Acte III Le manque et l'oubli

36 5 0
                                    

Je demeurai longtemps dans cette allégresse infinie, mais l'heure vint où j'en sortis. Nous étions alors de retour là où tout avait commencé ; nous logions à proximité de l'embranchement qui noua nos destinées. Une douleur naquit, telle une élongation, une grimace. J'en connaissais la raison. Ce n'était pas de sa faute, elle n'y pouvait absolument rien. Je l'aimais toujours, comme au premier jour. Seulement, l'éternité se faisait longue et le temps me manquait. Je voulais avoir du temps.
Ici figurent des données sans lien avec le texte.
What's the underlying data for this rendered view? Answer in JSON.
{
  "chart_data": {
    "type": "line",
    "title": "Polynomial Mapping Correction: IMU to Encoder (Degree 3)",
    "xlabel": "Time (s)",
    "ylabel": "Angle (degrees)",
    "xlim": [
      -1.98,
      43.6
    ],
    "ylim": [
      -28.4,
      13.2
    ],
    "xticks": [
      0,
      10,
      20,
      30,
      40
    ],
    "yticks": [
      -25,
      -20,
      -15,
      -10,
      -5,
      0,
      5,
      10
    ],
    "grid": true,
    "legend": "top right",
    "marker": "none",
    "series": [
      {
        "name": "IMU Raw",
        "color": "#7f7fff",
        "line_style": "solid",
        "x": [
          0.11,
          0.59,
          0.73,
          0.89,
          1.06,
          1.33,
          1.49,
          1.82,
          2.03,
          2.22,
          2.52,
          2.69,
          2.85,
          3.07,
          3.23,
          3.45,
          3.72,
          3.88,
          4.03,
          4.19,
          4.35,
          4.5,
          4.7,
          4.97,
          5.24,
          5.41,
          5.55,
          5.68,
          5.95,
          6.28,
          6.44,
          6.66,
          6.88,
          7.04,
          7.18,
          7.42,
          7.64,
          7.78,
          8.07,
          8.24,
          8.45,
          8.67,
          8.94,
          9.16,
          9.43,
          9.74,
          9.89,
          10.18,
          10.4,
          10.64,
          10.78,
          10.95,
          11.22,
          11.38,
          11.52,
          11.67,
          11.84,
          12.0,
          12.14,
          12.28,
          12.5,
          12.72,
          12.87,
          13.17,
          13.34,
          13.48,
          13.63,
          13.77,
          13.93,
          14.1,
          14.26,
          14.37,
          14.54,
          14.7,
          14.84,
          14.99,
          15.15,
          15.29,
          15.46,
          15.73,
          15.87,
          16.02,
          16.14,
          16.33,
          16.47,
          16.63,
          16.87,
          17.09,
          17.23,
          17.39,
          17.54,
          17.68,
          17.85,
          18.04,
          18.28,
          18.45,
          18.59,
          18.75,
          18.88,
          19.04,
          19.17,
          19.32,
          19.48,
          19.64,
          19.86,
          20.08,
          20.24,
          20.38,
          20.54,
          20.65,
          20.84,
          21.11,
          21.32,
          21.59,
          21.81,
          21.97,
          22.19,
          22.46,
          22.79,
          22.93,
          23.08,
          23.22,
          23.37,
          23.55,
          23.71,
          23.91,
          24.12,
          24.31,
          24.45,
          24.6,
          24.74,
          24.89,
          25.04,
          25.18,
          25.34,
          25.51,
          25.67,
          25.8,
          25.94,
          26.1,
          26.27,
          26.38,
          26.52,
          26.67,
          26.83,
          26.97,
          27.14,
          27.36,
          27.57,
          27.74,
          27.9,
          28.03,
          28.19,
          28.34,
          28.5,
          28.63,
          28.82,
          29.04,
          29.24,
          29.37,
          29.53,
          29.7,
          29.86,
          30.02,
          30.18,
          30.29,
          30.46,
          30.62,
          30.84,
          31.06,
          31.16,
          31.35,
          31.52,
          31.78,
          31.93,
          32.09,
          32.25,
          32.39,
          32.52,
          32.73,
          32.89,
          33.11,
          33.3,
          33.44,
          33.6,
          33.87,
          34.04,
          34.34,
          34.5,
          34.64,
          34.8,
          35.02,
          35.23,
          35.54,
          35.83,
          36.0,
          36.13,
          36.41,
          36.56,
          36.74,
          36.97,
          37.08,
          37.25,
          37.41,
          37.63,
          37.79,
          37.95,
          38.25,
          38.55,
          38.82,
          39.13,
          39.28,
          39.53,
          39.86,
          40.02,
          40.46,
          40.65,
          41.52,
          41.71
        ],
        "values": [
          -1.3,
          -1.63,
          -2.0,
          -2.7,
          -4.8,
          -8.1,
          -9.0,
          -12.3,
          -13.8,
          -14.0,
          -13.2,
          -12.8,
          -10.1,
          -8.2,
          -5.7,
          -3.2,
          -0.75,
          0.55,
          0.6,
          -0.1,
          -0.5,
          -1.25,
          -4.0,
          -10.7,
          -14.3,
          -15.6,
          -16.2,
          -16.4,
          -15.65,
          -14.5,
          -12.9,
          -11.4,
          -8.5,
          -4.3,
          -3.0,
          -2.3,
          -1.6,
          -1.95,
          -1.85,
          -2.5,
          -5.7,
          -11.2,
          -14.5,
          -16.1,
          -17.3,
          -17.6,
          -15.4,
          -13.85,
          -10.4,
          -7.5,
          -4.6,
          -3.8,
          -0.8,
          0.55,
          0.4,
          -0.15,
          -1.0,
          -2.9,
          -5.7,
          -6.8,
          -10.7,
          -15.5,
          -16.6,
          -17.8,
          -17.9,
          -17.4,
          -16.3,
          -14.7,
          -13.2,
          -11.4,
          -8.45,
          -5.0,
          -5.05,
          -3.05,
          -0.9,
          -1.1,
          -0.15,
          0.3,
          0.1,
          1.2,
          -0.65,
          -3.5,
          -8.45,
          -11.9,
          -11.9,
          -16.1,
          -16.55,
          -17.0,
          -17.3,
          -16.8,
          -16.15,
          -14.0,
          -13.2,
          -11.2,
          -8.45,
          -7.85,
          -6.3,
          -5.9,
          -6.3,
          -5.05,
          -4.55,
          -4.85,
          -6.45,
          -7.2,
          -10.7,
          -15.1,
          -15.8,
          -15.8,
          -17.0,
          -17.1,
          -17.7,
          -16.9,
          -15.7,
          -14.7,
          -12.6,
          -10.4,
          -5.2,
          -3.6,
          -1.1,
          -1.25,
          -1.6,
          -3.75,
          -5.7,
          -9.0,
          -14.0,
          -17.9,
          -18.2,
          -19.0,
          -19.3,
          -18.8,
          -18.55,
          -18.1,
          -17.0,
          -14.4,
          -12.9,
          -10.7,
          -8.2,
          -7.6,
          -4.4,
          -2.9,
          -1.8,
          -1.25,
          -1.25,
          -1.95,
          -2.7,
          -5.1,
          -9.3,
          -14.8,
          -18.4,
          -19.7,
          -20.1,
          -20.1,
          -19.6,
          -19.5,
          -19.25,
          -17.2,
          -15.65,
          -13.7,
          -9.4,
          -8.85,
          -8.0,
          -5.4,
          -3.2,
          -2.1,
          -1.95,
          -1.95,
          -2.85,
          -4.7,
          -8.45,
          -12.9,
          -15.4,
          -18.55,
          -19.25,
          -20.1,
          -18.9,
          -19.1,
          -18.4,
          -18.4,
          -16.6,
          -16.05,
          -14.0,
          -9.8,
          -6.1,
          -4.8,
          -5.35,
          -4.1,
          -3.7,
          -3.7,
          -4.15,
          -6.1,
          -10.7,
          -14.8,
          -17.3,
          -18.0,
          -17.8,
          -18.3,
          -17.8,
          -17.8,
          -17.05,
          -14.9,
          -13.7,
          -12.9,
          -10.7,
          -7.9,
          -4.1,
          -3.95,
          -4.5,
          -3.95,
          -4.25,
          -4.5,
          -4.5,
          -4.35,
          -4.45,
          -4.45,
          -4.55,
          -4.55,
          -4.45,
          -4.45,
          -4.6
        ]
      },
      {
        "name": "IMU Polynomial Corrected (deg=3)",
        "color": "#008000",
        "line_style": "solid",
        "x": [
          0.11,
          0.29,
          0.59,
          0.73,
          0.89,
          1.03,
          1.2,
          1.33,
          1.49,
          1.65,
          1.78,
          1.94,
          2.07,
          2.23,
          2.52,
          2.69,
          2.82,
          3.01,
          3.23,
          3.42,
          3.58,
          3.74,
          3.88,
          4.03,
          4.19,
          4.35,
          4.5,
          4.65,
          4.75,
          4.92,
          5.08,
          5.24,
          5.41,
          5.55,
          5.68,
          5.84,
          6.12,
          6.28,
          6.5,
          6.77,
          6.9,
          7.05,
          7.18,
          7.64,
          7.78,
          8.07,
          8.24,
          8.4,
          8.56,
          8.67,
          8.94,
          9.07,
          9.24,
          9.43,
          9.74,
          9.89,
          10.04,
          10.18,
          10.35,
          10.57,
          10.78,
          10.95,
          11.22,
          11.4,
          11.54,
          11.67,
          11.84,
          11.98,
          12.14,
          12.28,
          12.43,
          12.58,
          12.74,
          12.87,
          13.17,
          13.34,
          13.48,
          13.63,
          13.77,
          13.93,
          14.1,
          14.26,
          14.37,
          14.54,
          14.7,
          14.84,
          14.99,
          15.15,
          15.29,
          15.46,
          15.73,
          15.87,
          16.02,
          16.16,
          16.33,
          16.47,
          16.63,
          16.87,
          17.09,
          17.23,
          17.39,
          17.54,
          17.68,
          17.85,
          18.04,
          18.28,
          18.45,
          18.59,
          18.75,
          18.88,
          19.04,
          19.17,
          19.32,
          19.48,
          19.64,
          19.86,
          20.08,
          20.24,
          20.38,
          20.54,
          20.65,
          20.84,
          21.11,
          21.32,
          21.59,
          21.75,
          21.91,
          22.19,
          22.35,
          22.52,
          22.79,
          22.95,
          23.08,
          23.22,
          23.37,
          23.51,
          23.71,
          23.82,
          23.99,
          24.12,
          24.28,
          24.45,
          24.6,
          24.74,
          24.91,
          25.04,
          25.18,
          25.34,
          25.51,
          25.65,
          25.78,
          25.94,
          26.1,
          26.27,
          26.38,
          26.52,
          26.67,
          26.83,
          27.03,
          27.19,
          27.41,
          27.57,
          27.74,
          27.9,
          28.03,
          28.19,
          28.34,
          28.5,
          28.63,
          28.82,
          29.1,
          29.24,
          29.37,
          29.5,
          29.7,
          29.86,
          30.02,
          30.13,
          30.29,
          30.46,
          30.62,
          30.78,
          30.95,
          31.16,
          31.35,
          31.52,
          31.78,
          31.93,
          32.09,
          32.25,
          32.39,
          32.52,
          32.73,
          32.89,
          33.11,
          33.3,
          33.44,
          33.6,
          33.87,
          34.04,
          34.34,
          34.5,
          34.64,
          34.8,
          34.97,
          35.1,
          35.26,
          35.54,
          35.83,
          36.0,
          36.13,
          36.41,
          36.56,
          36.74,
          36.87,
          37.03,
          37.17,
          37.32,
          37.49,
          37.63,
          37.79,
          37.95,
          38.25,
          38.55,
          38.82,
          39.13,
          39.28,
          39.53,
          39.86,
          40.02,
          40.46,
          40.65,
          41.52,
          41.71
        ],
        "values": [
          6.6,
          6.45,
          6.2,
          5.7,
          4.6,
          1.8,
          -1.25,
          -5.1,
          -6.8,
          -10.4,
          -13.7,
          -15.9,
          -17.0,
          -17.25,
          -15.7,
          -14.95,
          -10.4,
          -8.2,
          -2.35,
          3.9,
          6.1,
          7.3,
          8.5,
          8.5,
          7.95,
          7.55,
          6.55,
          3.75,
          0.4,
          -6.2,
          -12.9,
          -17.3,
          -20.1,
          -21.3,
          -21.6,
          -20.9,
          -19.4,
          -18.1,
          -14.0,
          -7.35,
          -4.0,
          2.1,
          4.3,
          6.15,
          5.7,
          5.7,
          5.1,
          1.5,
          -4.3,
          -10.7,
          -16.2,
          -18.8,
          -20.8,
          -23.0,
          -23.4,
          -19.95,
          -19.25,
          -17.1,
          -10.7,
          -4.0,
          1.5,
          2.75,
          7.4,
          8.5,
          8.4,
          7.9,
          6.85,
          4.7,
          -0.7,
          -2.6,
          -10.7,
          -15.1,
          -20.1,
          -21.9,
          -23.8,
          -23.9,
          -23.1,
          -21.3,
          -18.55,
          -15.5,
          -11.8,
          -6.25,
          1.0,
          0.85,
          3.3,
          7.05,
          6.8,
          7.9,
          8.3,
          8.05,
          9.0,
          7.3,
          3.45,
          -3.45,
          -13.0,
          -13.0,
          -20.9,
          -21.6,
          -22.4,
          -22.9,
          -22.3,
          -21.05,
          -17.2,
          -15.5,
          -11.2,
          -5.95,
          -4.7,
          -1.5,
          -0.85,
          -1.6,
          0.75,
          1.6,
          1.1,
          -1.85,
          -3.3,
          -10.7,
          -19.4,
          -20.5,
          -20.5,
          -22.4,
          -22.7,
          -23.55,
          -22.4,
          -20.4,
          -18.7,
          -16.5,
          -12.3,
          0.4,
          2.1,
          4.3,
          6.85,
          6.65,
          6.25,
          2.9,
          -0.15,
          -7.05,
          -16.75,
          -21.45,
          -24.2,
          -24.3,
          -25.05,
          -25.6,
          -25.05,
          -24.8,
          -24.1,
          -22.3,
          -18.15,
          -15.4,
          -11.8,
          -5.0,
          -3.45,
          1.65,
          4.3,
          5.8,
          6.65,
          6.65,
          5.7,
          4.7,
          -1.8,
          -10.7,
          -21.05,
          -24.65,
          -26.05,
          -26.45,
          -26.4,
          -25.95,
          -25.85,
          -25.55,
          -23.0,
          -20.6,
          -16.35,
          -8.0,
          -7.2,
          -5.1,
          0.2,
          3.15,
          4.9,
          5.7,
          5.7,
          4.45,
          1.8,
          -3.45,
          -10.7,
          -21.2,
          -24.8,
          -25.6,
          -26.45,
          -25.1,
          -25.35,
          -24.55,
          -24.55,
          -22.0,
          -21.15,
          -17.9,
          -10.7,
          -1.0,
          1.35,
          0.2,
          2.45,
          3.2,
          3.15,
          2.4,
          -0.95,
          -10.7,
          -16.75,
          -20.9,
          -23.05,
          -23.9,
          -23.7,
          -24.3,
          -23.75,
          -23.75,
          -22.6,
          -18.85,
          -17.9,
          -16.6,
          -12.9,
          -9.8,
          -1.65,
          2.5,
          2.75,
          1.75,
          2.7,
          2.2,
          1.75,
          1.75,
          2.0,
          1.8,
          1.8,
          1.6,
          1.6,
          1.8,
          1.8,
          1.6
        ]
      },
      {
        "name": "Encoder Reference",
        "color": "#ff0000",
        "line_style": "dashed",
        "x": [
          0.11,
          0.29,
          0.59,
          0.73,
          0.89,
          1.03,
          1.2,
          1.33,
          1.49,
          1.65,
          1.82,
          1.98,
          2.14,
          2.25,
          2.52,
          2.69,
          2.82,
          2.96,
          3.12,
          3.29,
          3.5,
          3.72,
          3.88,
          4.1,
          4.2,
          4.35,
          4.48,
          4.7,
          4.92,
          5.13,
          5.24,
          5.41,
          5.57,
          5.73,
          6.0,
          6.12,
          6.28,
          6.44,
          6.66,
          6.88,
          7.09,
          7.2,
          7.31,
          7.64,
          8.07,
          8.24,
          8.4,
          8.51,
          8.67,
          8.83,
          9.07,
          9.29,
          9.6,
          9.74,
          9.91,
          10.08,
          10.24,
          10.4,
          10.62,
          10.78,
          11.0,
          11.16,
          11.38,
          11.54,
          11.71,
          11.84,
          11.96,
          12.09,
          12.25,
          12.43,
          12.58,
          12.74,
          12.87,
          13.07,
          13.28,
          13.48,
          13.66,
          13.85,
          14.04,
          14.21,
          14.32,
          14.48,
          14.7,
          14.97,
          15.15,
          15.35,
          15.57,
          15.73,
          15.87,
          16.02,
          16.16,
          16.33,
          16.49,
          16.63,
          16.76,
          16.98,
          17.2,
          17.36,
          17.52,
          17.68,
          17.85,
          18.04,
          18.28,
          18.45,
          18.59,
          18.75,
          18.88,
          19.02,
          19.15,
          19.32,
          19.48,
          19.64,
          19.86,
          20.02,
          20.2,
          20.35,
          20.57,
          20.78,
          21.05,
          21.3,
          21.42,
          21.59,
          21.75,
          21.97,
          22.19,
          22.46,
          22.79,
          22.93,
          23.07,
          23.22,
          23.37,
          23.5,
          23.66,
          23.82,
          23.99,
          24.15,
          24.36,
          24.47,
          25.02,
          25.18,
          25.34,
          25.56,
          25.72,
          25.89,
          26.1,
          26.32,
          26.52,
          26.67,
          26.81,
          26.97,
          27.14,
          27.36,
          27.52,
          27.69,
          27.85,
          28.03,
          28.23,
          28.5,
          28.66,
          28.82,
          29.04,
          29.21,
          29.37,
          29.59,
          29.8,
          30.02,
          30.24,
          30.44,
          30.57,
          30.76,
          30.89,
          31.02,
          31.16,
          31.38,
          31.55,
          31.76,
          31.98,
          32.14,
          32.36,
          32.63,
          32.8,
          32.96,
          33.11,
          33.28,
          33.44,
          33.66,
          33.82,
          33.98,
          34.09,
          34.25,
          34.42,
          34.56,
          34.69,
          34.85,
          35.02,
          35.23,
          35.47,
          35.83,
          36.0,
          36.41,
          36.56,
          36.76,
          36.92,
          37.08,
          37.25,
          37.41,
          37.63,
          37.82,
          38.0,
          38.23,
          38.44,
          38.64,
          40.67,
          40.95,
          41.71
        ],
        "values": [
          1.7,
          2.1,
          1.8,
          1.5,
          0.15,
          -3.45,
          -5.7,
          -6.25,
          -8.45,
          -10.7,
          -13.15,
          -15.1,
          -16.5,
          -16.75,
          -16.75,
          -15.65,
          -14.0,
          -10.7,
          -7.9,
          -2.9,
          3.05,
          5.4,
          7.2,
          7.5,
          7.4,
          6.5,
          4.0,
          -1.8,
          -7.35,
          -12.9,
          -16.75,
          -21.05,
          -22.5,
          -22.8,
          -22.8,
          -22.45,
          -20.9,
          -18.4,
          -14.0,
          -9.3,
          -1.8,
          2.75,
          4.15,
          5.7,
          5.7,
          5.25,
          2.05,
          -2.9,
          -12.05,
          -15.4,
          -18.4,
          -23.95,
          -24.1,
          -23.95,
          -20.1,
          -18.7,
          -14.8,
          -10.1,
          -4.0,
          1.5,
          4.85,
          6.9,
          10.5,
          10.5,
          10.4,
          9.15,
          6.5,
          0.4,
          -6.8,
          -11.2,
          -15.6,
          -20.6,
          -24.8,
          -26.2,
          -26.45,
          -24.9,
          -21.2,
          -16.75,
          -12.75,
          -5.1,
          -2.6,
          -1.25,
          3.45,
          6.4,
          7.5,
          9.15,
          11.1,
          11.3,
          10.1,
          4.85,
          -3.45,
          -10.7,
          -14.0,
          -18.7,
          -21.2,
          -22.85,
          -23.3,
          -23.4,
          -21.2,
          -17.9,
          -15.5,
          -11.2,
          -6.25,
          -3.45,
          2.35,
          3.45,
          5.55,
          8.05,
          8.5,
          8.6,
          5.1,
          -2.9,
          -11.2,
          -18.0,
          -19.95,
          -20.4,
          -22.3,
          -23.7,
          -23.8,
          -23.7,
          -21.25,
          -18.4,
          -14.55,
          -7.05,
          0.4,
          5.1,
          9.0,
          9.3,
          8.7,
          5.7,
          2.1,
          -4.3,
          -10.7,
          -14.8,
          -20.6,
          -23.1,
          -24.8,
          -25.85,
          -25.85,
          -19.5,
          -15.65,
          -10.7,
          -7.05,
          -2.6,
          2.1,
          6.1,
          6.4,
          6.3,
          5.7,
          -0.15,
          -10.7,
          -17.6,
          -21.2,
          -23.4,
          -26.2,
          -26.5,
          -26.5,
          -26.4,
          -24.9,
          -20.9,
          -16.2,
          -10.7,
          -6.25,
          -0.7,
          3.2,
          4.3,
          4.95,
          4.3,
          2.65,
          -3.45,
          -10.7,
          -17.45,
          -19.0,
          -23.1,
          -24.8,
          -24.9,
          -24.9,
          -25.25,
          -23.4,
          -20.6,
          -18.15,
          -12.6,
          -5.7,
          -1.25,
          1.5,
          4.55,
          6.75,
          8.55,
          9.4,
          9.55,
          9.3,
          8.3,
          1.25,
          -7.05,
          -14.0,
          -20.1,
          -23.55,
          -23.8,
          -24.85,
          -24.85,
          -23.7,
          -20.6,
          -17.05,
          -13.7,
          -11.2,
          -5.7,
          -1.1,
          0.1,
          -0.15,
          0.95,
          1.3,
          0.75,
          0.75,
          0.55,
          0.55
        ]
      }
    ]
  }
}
Je voulais voir ce crépuscule passer et l'aube poindre. Je voulais voir la suite des événements. Et avant tout, je voulais parler à ma famille, je voulais les revoir en mouvement. Ces sons continus dans le lointain, imperceptibles, ces statues, leurs voix figées sur une note, tout cela m'avait enthousiasmé ; à présent le silence de la rue m'était devenue insoutenable, il m'agaçait. J'avais la sensation qu'une immensité terrible s'était formée, un fossé entre nous et le reste de l'humanité... Et était-ce vrai ?


Je ne parvins pas à lui cacher mon trouble. Peut-être mes bras ont tremblé, peut-être mon visage me trahissait. Elle me questionna et je ne pus lui dissimuler quoi que ce soit. Sa réaction, je ne la reconnus pas ; je la vis se faner, se perdre dans le bas-côté. Je me précipitai aussitôt sur elle, l'étreignis, lui implorai en sanglots de me pardonner. Elle se ressaisit et me dit enjouée :

- « Allons-nous amuser un peu, allons tout renverser ! Ce sera notre grande lune de miel, un moment qu'on ne pourra pas répéter. »
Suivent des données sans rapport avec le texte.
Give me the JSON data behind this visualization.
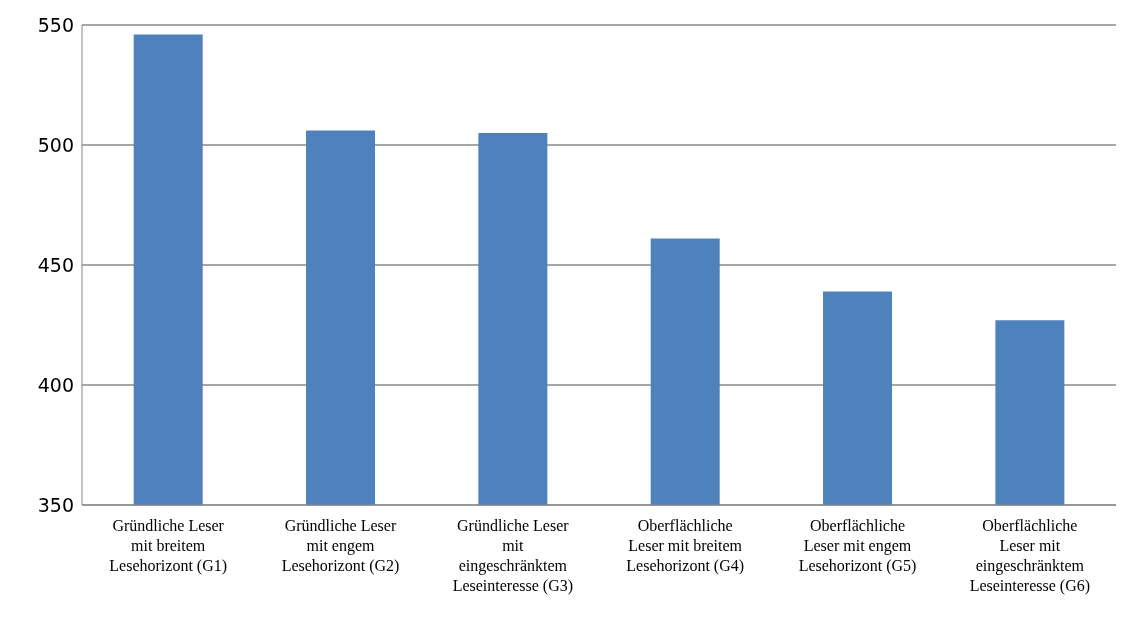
{
  "chart_data": {
    "type": "bar",
    "categories": [
      "Gründliche Leser mit breitem Lesehorizont (G1)",
      "Gründliche Leser mit engem Lesehorizont (G2)",
      "Gründliche Leser mit eingeschränktem Leseinteresse (G3)",
      "Oberflächliche Leser mit breitem Lesehorizont (G4)",
      "Oberflächliche Leser mit engem Lesehorizont (G5)",
      "Oberflächliche Leser mit eingeschränktem Leseinteresse (G6)"
    ],
    "values": [
      546,
      506,
      505,
      461,
      439,
      427
    ],
    "color": "#4f81bd",
    "ylim": [
      350,
      550
    ],
    "yticks": [
      350,
      400,
      450,
      500,
      550
    ],
    "grid": "y"
  }
}
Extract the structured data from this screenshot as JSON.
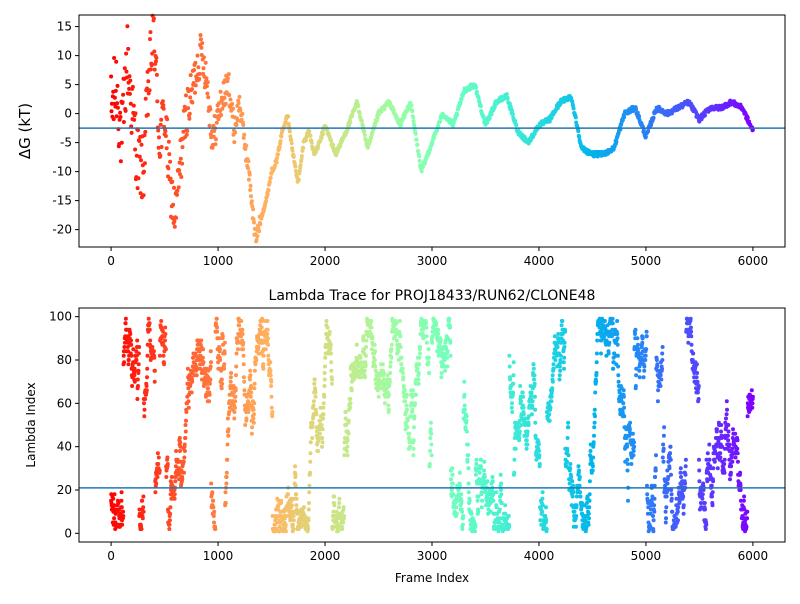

Elle m'entraîna alors dans une course folle, effrénée, comme si les heures étaient comptées. Oh ! nous en avons fait des choses bizarres ! Nous en avons déculotté des têtes couronnées, nous en avons brisé des trônes sacrés, nous en avons souillé des temples de haine. Il y avait dans ces mises en scène ridicules, dans ces profanations égayées une volonté révolutionnaire désespérée. Nous marquions la Terre de l'empreinte inaltérable de notre amour, nous nous moquions des conséquences qui jamais ne viendraient ; nous dévorions l'univers et la vie, nous vivions notre égoïsme entrelacé. S'il avait fallu détruire le monde pour notre bon plaisir, nous n'aurions pas hésité.
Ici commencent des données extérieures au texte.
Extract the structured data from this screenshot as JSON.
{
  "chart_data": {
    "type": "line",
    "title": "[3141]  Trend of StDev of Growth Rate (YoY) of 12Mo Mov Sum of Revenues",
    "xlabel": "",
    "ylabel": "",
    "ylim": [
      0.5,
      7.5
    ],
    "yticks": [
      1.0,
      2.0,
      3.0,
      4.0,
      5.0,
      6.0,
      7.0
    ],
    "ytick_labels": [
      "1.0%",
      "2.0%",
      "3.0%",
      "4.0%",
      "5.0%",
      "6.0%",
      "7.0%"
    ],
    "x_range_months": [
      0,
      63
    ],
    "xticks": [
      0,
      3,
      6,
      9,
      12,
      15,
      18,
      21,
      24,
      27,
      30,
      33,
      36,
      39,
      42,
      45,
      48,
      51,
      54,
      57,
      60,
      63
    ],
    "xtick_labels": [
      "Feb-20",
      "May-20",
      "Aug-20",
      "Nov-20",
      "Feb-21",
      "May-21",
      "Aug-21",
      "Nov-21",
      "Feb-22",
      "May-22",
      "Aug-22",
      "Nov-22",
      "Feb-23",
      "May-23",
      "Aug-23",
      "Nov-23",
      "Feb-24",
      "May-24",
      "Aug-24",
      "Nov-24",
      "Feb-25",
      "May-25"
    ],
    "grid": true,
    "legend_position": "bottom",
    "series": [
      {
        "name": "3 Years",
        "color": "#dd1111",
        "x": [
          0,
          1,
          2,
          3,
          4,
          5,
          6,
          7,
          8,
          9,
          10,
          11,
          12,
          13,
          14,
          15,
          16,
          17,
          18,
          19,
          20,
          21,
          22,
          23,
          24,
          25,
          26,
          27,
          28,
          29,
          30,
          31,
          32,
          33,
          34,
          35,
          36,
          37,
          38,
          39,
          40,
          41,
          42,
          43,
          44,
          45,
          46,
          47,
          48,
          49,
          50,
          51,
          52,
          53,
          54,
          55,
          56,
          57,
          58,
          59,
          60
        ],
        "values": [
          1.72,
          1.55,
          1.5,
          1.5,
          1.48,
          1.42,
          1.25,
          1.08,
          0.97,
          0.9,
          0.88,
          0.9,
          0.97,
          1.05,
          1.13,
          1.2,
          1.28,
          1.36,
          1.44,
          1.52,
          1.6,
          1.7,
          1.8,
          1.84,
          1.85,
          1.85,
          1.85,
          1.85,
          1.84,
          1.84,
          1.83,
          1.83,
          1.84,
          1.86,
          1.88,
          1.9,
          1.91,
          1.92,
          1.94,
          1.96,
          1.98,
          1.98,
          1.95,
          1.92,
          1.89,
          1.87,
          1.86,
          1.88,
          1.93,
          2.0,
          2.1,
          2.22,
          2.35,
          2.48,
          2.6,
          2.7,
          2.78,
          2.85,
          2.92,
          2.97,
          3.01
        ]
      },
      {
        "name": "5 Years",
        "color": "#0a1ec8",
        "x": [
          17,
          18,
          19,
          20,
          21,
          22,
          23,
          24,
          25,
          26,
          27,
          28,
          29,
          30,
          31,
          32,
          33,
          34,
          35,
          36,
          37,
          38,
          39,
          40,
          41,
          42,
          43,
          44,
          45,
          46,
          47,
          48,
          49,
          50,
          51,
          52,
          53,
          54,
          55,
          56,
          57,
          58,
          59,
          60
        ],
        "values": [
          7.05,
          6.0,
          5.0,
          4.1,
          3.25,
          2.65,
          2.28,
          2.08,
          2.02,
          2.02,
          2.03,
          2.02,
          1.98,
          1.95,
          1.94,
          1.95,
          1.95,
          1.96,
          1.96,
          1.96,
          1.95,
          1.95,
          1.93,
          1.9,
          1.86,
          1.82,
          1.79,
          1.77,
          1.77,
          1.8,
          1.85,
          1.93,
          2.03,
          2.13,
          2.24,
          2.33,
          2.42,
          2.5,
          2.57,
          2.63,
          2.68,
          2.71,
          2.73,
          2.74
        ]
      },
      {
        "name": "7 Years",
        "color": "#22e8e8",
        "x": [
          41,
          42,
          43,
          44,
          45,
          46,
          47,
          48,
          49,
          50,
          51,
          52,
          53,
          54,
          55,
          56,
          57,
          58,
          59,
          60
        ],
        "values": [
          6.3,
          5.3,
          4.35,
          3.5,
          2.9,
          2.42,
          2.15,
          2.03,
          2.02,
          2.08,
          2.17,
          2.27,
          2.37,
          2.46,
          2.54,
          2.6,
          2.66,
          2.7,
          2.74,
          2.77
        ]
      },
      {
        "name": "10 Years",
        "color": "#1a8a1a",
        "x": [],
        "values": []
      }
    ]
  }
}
Les souvenirs étaient nos constellations. Devant le crépuscule de paysages sans cesse renouvelés et réinventés, nous brûlions d'une passion emportée, plus ardente encore qu'auparavant. L'ère de diamant après l'âge d'or. J'oubliais le tourment, j'oubliais les doutes, j'oubliais également qu'elle n'arrivait pas à se duper. Sous le bouquet d'un feu d'artifice suspendu, j'oubliais son chant du cygne.